Tuesday, June 17, 2008

Clustering patterns

As usually is the case in most of the software problems we have identified patterns which solve the most common known problems. Similarly we have patterns for know problems in case of availability and performance as well.

There are 2 well known patterns for clustering which i would discuss in this post

1) Load Balanced Clustering

Any application server runs on a piece of software which is running on a piece of hardware. Which basically means that the server definitely has a performance threshold after which the performance would fall below expectations of the client. Even if we take the world's most advanced hardware it would have a limit to number of requests which it can server for a given piece of software. Once the number of requests increase over this number the server has to be scaled up (Not possible in this case as we already are on most advanced piece of hardware) or scaled out (Feasible option). To scale out an application running on such hardware we can add some more servers and cluster them using a load balancer.

The load balancer would act as the virtual resource to the clients and redirect the requests to appropriate physical servers lying behind it. So the network would look like the following...

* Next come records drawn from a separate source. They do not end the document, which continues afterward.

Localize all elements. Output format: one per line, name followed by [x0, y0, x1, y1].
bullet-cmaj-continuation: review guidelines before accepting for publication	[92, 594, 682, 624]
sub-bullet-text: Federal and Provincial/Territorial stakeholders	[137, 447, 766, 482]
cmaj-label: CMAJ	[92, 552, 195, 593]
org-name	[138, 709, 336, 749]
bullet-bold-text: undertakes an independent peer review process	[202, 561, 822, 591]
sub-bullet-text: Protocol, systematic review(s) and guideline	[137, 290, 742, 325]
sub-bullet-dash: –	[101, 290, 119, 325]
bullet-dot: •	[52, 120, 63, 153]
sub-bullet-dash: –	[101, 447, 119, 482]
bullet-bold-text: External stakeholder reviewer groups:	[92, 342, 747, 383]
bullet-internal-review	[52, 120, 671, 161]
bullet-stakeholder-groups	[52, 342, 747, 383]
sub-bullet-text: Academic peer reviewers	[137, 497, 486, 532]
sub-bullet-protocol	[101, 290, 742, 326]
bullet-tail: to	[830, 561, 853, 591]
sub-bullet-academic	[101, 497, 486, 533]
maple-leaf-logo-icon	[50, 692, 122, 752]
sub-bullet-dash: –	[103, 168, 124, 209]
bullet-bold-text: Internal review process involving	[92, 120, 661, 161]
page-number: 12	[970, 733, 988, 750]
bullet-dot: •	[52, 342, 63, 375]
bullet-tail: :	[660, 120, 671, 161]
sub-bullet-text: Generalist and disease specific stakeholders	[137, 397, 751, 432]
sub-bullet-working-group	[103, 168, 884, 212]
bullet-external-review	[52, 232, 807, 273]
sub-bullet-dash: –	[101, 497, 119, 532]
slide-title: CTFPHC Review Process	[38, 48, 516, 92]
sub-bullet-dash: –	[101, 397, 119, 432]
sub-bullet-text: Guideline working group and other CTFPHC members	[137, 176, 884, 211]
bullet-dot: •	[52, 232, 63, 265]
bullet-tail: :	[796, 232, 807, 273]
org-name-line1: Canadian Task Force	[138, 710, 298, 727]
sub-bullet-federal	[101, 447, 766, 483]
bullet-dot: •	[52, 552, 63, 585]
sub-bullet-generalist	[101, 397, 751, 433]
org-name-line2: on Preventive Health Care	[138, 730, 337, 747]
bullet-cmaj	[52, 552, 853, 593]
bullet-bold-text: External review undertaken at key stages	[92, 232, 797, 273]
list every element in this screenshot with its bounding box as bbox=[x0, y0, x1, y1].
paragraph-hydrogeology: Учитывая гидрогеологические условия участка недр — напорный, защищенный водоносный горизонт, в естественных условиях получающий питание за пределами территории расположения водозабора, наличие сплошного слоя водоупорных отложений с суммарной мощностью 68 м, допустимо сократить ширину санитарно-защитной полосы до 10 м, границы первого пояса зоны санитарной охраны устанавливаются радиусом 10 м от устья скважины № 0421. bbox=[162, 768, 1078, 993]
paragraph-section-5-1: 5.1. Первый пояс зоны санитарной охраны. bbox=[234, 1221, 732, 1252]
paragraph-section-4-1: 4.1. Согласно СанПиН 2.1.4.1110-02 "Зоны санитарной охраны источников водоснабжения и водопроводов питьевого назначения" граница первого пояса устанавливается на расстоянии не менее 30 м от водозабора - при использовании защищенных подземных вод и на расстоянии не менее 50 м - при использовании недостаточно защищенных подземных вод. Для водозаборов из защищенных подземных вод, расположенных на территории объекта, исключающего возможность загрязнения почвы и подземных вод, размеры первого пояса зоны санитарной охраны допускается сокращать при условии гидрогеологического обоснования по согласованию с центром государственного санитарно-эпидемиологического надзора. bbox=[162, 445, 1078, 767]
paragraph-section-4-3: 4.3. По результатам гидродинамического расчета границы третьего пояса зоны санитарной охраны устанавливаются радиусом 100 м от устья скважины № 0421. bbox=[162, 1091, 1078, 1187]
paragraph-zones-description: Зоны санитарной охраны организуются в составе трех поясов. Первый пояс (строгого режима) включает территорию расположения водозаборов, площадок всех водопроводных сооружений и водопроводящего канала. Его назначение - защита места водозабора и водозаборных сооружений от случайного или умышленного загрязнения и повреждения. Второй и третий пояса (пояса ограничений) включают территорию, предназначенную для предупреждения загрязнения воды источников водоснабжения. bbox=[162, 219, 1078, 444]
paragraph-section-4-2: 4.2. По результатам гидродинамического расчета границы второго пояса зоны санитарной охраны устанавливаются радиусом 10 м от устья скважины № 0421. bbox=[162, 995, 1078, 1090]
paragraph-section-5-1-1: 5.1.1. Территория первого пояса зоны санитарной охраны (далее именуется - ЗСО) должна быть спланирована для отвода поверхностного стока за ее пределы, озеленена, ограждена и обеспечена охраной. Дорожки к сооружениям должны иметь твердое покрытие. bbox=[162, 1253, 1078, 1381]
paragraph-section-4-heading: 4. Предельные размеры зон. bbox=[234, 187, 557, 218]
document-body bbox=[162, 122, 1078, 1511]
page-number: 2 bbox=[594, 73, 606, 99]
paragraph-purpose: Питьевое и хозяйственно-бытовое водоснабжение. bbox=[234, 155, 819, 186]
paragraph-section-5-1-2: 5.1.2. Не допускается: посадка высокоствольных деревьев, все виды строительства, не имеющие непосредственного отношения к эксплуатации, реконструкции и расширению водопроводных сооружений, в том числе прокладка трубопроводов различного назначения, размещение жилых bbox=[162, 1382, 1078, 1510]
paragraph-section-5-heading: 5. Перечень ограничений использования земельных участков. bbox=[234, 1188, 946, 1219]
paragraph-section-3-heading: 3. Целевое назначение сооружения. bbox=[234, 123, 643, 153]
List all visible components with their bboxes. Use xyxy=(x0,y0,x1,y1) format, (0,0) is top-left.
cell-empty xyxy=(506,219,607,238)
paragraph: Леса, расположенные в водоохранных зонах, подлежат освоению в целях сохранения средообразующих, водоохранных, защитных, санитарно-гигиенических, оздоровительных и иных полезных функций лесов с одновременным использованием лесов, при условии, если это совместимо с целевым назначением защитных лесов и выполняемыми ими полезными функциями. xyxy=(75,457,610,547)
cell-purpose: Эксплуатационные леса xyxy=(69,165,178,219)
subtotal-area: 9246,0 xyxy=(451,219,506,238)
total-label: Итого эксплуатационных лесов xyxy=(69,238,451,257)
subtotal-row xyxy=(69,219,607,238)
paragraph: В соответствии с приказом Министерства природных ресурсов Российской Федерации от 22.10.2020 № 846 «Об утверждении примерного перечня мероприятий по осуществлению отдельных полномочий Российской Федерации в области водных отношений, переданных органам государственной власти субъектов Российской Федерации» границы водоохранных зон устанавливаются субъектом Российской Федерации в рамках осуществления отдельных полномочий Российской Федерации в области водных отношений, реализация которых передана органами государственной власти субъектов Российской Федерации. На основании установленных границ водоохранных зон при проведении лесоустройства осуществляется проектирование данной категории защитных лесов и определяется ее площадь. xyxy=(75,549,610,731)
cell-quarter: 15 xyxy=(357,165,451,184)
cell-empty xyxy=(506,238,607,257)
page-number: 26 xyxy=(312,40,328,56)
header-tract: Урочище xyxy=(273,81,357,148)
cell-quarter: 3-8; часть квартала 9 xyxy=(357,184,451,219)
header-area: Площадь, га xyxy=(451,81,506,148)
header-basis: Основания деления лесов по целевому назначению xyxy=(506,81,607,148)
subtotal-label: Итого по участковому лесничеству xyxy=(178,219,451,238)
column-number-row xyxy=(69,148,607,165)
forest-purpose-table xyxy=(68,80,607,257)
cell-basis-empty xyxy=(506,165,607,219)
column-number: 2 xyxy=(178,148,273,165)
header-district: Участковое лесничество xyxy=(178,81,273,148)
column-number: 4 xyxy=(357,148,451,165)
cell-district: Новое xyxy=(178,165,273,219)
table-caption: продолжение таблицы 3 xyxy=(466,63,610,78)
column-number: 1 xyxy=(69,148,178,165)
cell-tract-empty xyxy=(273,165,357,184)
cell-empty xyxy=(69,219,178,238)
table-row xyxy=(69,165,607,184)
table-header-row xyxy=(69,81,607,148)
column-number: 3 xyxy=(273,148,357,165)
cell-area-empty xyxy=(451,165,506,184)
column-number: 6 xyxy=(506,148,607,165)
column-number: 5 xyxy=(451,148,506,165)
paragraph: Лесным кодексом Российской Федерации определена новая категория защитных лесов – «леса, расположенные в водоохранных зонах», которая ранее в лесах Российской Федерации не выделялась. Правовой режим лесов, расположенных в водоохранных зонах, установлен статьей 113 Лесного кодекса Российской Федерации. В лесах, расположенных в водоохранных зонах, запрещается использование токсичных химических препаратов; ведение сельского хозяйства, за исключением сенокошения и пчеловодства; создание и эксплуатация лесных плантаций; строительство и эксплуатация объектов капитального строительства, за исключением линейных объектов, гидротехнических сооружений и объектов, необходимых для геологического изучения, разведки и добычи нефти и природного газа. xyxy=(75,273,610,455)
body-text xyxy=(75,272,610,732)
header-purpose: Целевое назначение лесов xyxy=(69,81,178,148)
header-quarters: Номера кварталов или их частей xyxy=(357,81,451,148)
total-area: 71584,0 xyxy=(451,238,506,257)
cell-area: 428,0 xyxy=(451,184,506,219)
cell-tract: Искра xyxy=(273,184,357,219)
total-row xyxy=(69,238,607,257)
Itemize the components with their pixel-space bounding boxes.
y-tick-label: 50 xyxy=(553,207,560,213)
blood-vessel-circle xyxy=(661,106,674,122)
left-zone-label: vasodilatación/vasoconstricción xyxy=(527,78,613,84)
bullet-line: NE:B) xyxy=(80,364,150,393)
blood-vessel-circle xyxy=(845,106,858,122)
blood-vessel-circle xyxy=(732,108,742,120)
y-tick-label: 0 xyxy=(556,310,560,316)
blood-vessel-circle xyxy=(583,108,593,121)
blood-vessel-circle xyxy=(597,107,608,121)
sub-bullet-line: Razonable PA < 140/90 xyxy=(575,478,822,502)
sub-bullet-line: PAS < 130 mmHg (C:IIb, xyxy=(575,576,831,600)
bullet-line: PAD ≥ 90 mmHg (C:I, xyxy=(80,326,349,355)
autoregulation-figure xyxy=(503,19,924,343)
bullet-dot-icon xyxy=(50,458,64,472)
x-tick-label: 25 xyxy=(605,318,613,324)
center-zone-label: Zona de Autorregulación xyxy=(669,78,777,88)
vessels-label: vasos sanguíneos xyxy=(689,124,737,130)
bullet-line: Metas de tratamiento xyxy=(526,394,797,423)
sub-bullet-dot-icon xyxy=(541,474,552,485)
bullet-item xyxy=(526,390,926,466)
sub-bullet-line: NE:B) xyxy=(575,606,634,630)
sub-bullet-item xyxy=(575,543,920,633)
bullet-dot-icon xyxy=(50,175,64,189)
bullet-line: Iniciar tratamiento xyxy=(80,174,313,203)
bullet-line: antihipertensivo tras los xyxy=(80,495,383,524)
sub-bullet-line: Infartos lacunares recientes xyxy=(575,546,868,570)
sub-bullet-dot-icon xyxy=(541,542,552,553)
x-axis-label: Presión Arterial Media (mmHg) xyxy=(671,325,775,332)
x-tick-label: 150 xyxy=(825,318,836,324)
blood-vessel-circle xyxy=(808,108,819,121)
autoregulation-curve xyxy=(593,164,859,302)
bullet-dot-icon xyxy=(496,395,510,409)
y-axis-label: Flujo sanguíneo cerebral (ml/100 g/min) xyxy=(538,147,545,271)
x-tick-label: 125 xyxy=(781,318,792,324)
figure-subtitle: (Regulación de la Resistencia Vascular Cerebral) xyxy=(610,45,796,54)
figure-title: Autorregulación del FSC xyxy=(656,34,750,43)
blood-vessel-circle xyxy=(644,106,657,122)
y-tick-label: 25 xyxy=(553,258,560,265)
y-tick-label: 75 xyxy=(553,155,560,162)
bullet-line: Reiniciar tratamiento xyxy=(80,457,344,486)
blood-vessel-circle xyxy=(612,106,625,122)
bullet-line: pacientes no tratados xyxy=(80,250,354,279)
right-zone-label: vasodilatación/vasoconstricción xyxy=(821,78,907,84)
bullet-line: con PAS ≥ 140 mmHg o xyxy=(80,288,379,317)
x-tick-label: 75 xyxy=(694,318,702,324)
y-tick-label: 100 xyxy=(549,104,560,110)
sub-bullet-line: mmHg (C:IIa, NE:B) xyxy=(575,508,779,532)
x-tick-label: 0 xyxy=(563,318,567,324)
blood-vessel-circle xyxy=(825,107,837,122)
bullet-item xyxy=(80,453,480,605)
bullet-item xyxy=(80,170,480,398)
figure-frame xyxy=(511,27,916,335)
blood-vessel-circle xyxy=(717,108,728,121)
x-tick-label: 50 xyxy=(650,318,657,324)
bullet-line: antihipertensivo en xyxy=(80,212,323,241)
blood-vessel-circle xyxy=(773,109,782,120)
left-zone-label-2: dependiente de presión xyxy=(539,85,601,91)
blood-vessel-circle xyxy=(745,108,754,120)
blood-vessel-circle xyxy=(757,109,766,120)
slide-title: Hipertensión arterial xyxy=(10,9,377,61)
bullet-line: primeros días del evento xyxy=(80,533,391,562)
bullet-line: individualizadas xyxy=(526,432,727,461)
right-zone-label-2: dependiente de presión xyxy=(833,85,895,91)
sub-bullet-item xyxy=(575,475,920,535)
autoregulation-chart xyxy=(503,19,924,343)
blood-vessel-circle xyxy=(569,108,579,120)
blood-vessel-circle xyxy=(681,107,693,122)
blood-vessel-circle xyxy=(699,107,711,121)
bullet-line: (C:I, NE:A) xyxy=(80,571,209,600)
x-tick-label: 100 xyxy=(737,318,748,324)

The load balancer can delegate the requests to various servers based on various algorithms like
a) Round Robin :- Every one gets equal amount of requests
b) Weighted Round Robin :- A certain weightage given to servers based on hardware configuration by the administrator. The Load Balancer can decide based on these weightages to redirect the incoming requests to appropriate server
c) Least Connection :- Whichever server is serving the least connections gets the next request
d) Load Based :- Whichever server has the least load gets the next request

Normally a load balancer is intelligent enough to detect the failures of a particular server in the network and can stop sending requests to the failed node.
One of the interesting thing which goes down to the level of application design if we plan to deploy our application on a load balanced cluster is the state management. Normally applications store the Session information in the container provided objects (Session object in ASP.NET), now by default these session objects reside in the memory of the application server on which the request has been processed. In case the next request goes to a different server node in the cluster that node will have no clue about the session state stored in the memory of a different server in the cluster and important data might be lost in this case.
There can be 3 solutions to this problem
a) Use a external state server or state service to store the session object
b) Use an algorithm on the load balancer such that a request coming in the same session context always gets redirected to the same node in the cluster. (Server Affinity)
c) Ask each server to broadcast the session state in the whole . (Asynchronous Session state management ). This would be a cheap solution however with lot of network chaos inside the cluster.

Now one of the important questions which remains is to define what exactly is this load balancer. Basically it can be a piece of Software (Installed on one of the servers in the cluster) or Hardware (Special routers with intelligence for load balancing) which act as the gateway to the external world.
This kind of clustering is a good choice to meet the non functional requirements for high availability and Scalability

2) Failover Clustering

Some applications have a major requirement in terms of availability. e.g. the application can't go down even for an upgrade/patching. In such a case we can go for a configuring a failover cluster. In this pattern the idea is that a standby server is waiting to take over the primary server in case it goes down due to some reasons.
To detect that the server has gone down there can be 2 ways
a) Pull Heartbeat :- The standby server keeps checking the availability of primary server after a specified interval. In case it finds that the sever is not responding it assumes that the primary server is down and takes over the job and starts working on requests.
b) Push Heartbeat :- In this case the primary server keeps telling the standby server that its up. If the secondary server doesn't receive the heartbeat for a specified period of time it takes over the job and starts processing the requests.

In either cases before the standby server starts processing the requests it needs to synchronize with the primary server in order to be in exact same state so as to honour any open sessions/ transactions. Here are the strategies which can be used to do the same
a) Transaction Log :- Everytime the state of the primary server changes it logs the change in a transaction log. The log is synchronized with the standby server periodically and it brings itself into the same state as primary server. As soon as secondary server finds out that it has to take over it synchronizes with the latest transaction log so as to come into the same state in which primary server was before it went down. Now it is ready to take over and serve the requests....
b) Hot Standby :- In this strategy any change in the state of primary server is immediately sent to the secondary server to copy. The advantage is that as soon as the primary goes down the secondary can take over without any delay.
c) Shared Storage :- The state of both the servers is maintained on a external storage device. So it is as good as Hot Standby. It can be more or less performant based on how we synchronize the state in Hot Standby case and how responsive the is the external device to store/retrieve the state.

Another important aspect of this pattern is determining the active server. If multiple servers in a cluster assume that they are the active servers then unexpected behaviors like deadlock and data corruption may occur.

It is very important to design the cluster in such a way that we do not loose the performance. Additionally it might be a bit costly since standby server is normally not used unless there's a failure of primary one.

Now that i have summarized the 2 clustering patterns in this post the next logical step would be to setup an IIS cluster for each pattern. It should result in a new post in this series :). Here's what i plan to do ....
1) Have 2 IIS Servers on a network
2) Install a single ASP.NET Hello World applcation on it
3) Configure a Failover cluster between the 2 IIS instances and test that it works
4) Configure a software load balancing cluster and test that it works (May need a load runner kind of tool to simulate many requests).